My name is Anna Rashmi. I am almost twelve years old and Gurumayi has always been part of my life. I have always felt connected to her although I have never met her physically. How can that be?
It might be because Gurumayi’s pictures are in our home and in my grandmother’s home: my mother and grandmother have been following the Siddha Yoga path for 25 years.
It might be because my mother has told me many beautiful anecdotes and stories about experiences she had when she offered seva in Shree Muktananda Ashram and Gurudev Siddha Peeth. She told me this story:
One day in 2003, during a Siddha Yoga retreat in Montreux, Switzerland, she was offering seva as a harmonium player during a recitation of Shri Guru Gita with Gurumayi. At one moment, she looked up and noticed that Gurumayi was gazing at her belly—where I had already been for six months. A bright ray of light was coming from Gurumayi’s eyes to… me! Normally, I moved around a lot in my mother’s womb, but at that moment I became completely quiet.
My mum was intrigued by this experience and spent some hours, after the recitation of Shri Guru Gita, in chanting the mantra Om Namah Shivaya. Later on that day, she participated in a music rehearsal with Gurumayi. When the chant began, she felt me moving back and forth, swaying to the joyous rhythm of the mrdang. Gurumayi looked at my mother and began to move her hands caressingly across her own stomach. Mum felt that on that day Gurumayi’s shakti deeply touched me, her baby to come.
It might be because I was born on Gurupurnima, July 14, 2003.
It might be because Gurumayi named me Rashmi, which means “rays of the sun and the moon,” and I feel in tune with that name—full of energy and enthusiasm.
It might be because Mum and Grandmum used to chant the mantra Om Namah Shivaya to me when I was a baby, whenever I needed some help in falling asleep or quieting down.
It might be because every night, even now, I fall asleep with a cuddly peacock stuffie, a soft and precious gift from Gurumayi.
It might be because when I am anxious, I take refuge in Gurumayi’s presence in my heart and return to a peaceful and safe space.
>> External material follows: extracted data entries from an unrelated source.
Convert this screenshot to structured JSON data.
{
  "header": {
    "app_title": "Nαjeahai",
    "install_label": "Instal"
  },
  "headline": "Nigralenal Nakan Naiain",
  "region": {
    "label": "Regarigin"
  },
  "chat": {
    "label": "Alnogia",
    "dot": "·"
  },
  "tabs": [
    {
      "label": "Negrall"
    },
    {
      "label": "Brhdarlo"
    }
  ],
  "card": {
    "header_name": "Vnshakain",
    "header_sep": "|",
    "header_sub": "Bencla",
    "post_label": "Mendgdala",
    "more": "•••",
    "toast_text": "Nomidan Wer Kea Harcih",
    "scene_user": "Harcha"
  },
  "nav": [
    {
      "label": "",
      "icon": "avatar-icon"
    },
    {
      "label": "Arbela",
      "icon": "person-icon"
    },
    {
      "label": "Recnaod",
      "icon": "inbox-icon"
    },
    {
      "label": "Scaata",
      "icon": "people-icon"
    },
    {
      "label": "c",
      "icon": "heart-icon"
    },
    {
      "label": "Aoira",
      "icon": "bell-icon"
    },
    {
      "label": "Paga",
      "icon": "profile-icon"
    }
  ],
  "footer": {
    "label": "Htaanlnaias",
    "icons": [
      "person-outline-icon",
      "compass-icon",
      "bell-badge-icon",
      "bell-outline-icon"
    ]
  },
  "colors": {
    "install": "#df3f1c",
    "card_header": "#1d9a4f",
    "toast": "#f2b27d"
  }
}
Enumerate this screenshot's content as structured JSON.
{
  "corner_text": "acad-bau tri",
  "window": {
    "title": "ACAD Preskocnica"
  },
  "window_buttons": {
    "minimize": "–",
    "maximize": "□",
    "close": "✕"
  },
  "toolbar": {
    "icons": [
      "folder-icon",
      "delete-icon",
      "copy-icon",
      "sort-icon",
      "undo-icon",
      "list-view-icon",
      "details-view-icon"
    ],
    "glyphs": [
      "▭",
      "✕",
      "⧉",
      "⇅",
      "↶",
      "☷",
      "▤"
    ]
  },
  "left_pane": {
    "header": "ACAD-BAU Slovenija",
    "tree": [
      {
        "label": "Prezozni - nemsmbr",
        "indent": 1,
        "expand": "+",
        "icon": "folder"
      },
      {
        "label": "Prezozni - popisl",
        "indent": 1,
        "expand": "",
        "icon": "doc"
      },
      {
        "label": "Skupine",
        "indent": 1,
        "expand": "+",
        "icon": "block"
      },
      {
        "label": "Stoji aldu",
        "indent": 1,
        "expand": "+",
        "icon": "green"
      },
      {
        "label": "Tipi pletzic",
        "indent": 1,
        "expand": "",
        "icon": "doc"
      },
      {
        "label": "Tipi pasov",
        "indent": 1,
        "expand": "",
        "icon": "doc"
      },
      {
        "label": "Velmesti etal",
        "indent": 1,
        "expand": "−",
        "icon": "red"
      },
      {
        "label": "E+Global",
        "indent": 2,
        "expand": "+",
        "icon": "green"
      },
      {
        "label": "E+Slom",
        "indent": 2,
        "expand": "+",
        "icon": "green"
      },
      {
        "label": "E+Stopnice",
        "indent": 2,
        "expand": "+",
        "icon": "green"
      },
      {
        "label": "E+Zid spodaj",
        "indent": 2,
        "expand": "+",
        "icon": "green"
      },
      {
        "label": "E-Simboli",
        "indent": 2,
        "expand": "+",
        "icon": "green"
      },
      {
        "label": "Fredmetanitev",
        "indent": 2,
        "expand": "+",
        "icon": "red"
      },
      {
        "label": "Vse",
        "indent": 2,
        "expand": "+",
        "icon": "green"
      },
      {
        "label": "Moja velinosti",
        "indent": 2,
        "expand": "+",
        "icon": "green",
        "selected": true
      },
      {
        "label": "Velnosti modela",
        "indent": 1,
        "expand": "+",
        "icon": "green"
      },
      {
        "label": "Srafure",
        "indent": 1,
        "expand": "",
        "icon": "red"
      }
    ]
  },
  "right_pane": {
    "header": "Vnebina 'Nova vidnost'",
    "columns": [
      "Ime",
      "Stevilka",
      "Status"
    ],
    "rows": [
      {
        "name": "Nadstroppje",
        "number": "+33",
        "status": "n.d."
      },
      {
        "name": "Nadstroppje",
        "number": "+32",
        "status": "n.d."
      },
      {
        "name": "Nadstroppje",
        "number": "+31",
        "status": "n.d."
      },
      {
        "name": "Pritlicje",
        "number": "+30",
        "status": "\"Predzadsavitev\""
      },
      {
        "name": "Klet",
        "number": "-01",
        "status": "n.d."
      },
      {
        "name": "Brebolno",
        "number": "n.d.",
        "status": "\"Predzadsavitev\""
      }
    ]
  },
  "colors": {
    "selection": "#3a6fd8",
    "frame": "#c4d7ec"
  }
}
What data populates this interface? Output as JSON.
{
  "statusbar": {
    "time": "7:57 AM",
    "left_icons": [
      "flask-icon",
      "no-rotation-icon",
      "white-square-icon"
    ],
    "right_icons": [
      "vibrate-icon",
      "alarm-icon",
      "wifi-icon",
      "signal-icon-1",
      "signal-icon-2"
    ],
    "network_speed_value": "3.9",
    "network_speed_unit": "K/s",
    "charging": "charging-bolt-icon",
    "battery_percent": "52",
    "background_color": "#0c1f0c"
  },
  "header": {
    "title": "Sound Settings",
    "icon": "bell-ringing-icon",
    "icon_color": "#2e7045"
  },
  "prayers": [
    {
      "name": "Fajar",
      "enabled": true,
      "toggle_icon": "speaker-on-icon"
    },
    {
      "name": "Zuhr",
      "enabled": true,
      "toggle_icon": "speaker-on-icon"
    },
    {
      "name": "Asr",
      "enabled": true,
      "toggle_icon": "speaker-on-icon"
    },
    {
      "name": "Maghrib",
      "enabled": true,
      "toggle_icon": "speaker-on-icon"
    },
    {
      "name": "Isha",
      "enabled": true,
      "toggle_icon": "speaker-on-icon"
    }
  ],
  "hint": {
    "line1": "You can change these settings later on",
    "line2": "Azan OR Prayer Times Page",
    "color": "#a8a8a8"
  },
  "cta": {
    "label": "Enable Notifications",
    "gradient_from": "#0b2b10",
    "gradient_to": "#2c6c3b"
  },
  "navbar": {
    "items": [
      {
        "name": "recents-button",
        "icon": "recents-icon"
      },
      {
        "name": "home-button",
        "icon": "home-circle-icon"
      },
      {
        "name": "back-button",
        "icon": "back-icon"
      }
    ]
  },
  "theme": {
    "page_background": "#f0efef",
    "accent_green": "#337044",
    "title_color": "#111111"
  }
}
It might be because, since I was three, I have participated in many Siddha Yoga family satsangs and retreats. During these satsangs, I have often offered seva by reading stories to the participants. When offering this seva, if I feel nervous about speaking aloud to so many people, I remember to offer my reading to Gurumayi and then a state of confidence and fearlessness comes to me. I become at ease within myself.
It might be because, after receiving Gurumayi’s Message for 2014, The soundless sound arises and subsides in the space of flawless quietude, I learned how to listen. The words of this Message rang a bell in my being, especially because I am a musician—I have been taking saxophone lessons since I was seven years old. When I play, I feel that the sound revolves around me, creating a still and quiet space. And when I play, I sometimes visualize the ocean, with each sound rising and descending like a wave. This makes me feel very peaceful and content.
Actually, I don’t know exactly why I feel that Gurumayi has always been a natural part of my life, but I do know that she has been and she is!
Gurumayi is my Guru and one day I will meet her in person.
So, I go on preparing for that experience:
- I fall asleep every night holding her sweet peacock stuffie.
- I listen to Siddha Yoga music.
- I participate in Siddha Yoga family satsangs.
- I plan to participate in the Siddha Yoga family retreat in France this summer.